O analista sabe que não sabe, o analisante não sabe que sabe
- Maria Carolina Passos
- 24 de jul.
- 2 min de leitura
O analista sabe que não sabe, o analisante não sabe que sabe.
Parece um jogo de palavras, né? Mas há uma profundidade imensa que desvenda a essência do processo analítico.
Imagine-me diante de você, não como uma detentora de todas as respostas, mas como uma testemunha atenta. Quando um paciente chega à clínica, muitas vezes busca uma solução pra sua dor ou angústia. Mas nosso papel não é dar respostas prontas e genéricas. Pelo contrário, é abrir mão de um "saber" preestabelecido.

‘O analista sabe que não sabe’ significa que a vivência do outro não está nos livros, nas teorias, ou mesmo na minha experiência. Ela reside, de forma única e singular, dentro do próprio analisante. Nossa posição é de escuta, de curiosidade genuína, de um profundo respeito pelo mistério que cada história individual carrega. É essa humildade diante do desconhecido que nos permite escutar não só o que é dito, mas o que está nas entrelinhas.
E o analisante? Entra com suas dores, sintomas, súplicas. E na maioria das vezes, sente que "não sabe" o porquê de tudo aquilo.
"Por que sinto isso?", "por que repito os mesmos padrões?", "por que não consigo mudar?"...
O que a psicanálise mostra é que, por trás dessa aparente ignorância, há um saber que escapa ao sujeito e pode se manifestar de forma cifrada. Esse saber não é diretamente racionalizado, não é acessível à consciência de maneira instantânea. Ele se manifesta nos sonhos, nos atos falhos, nos lapsos de linguagem e, claro, nos sintomas. Fragmentos de sentido soterrados sob camadas de esquecimento, defesas e repressão.
‘O analisante não saber que sabe’ é a chave para a descoberta. É a aposta de que, dentro de você, existem elementos pra compreender sua própria jornada, seus impasses, seus desejos, suas motivações mais profundas. E, finalmente, com ajuda da relação terapêutica, encontrar essas conexões e possíveis caminhos de transformação.

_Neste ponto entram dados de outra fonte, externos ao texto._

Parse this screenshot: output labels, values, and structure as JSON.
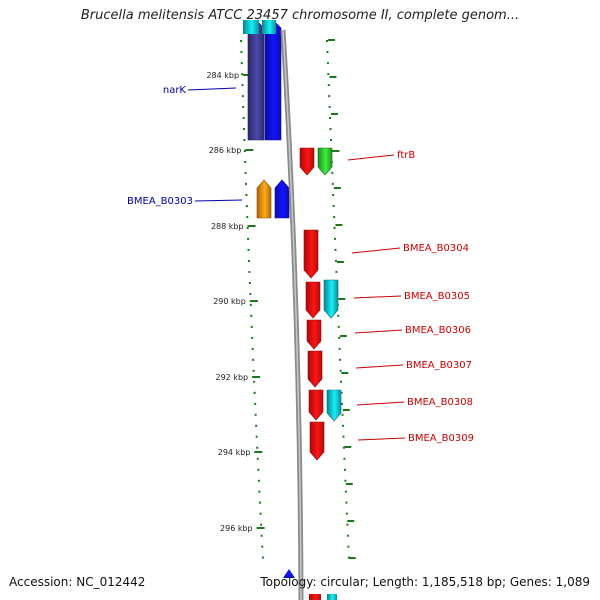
{
  "title": "Brucella melitensis ATCC 23457 chromosome II, complete genom...",
  "footer": {
    "accession": "Accession: NC_012442",
    "topology": "Topology: circular; Length: 1,185,518 bp; Genes: 1,089"
  },
  "colors": {
    "forward_cds": "#1010ee",
    "forward_dark": "#3c3a8c",
    "forward_orange": "#f08a10",
    "reverse_red": "#ee1010",
    "reverse_green": "#30c030",
    "reverse_cyan": "#10c0c8",
    "backbone": "#909090",
    "ticks": "#1a7a1a",
    "label_blue": "#0000aa",
    "label_red": "#cc0000"
  },
  "ticks": [
    "284 kbp",
    "286 kbp",
    "288 kbp",
    "290 kbp",
    "292 kbp",
    "294 kbp",
    "296 kbp"
  ],
  "features": [
    {
      "name": "narK",
      "strand": "forward",
      "color": "forward_dark",
      "labeled": true
    },
    {
      "name": "",
      "strand": "forward",
      "color": "forward_cds",
      "labeled": false
    },
    {
      "name": "BMEA_B0303",
      "strand": "forward",
      "color": "forward_orange",
      "labeled": true
    },
    {
      "name": "",
      "strand": "forward",
      "color": "forward_cds",
      "labeled": false
    },
    {
      "name": "ftrB",
      "strand": "reverse",
      "color": "reverse_green",
      "labeled": true
    },
    {
      "name": "",
      "strand": "reverse",
      "color": "reverse_red",
      "labeled": false
    },
    {
      "name": "BMEA_B0304",
      "strand": "reverse",
      "color": "reverse_red",
      "labeled": true
    },
    {
      "name": "BMEA_B0305",
      "strand": "reverse",
      "color": "reverse_cyan",
      "labeled": true
    },
    {
      "name": "",
      "strand": "reverse",
      "color": "reverse_red",
      "labeled": false
    },
    {
      "name": "BMEA_B0306",
      "strand": "reverse",
      "color": "reverse_red",
      "labeled": true
    },
    {
      "name": "BMEA_B0307",
      "strand": "reverse",
      "color": "reverse_red",
      "labeled": true
    },
    {
      "name": "BMEA_B0308",
      "strand": "reverse",
      "color": "reverse_cyan",
      "labeled": true
    },
    {
      "name": "",
      "strand": "reverse",
      "color": "reverse_red",
      "labeled": false
    },
    {
      "name": "BMEA_B0309",
      "strand": "reverse",
      "color": "reverse_red",
      "labeled": true
    }
  ]
}
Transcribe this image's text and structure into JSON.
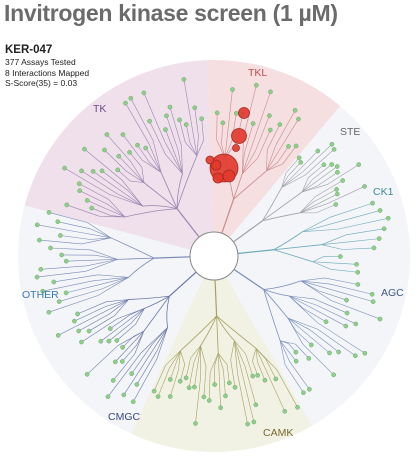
{
  "header": {
    "title": "Invitrogen kinase screen  (1 µM)"
  },
  "info": {
    "compound": "KER-047",
    "assays_tested": "377 Assays Tested",
    "interactions": "8 Interactions Mapped",
    "selectivity": "S-Score(35) = 0.03"
  },
  "groups": [
    {
      "label": "TK",
      "color": "#6b4c8a"
    },
    {
      "label": "TKL",
      "color": "#c0504d"
    },
    {
      "label": "STE",
      "color": "#666666"
    },
    {
      "label": "CK1",
      "color": "#3a8a9a"
    },
    {
      "label": "AGC",
      "color": "#3a5a8a"
    },
    {
      "label": "CAMK",
      "color": "#7a6a30"
    },
    {
      "label": "CMGC",
      "color": "#3a4a7a"
    },
    {
      "label": "OTHER",
      "color": "#3a7ab0"
    }
  ],
  "colors": {
    "hit": "#e23b2e",
    "non_hit": "#8fcf8a",
    "tk_bg": "#efe0ec",
    "tkl_bg": "#f6dfe0",
    "branch_tk": "#9a85b0",
    "branch_tkl": "#c98a8c",
    "branch_ste": "#a0a0a8",
    "branch_ck1": "#6aa8b8",
    "branch_agc": "#7a90b8",
    "branch_camk": "#a8a060",
    "branch_cmgc": "#6a78a8",
    "branch_other": "#7a8ab8"
  }
}
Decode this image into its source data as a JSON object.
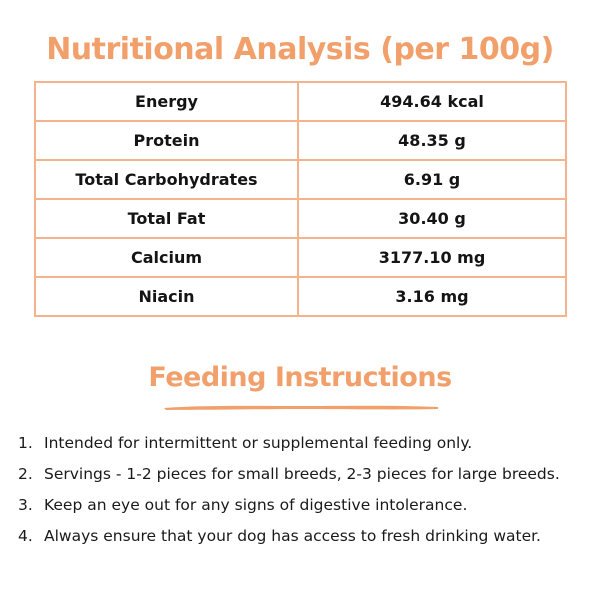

A sessão analítica é como uma dança sutil. De um lado, o analista cria um espaço seguro para que o que é inconsciente possa emergir. Do outro, o analisante começa a permitir que seu saber oculto se revele, em suas experiências e dilemas, palavra por palavra.
É um percurso em que algo se produz na relação transferencial, a partir tanto da fala como do silêncio, e da escuta. Não se trata de o analista ensinar algo a quem analisa, mas de sustentar uma presença livre de julgamentos pra que o sujeito possa (re)aprender sobre si mesmo.
A psicanálise convida a assumir uma posição mais implicada diante do que se vive, e não mais ser tão carregado pelo sintoma e olhar do outro. A dar lugar ao que insiste em se dizer - ainda que de modo enigmático - e que, até então, estava encoberto pelas defesas do (seu) eu.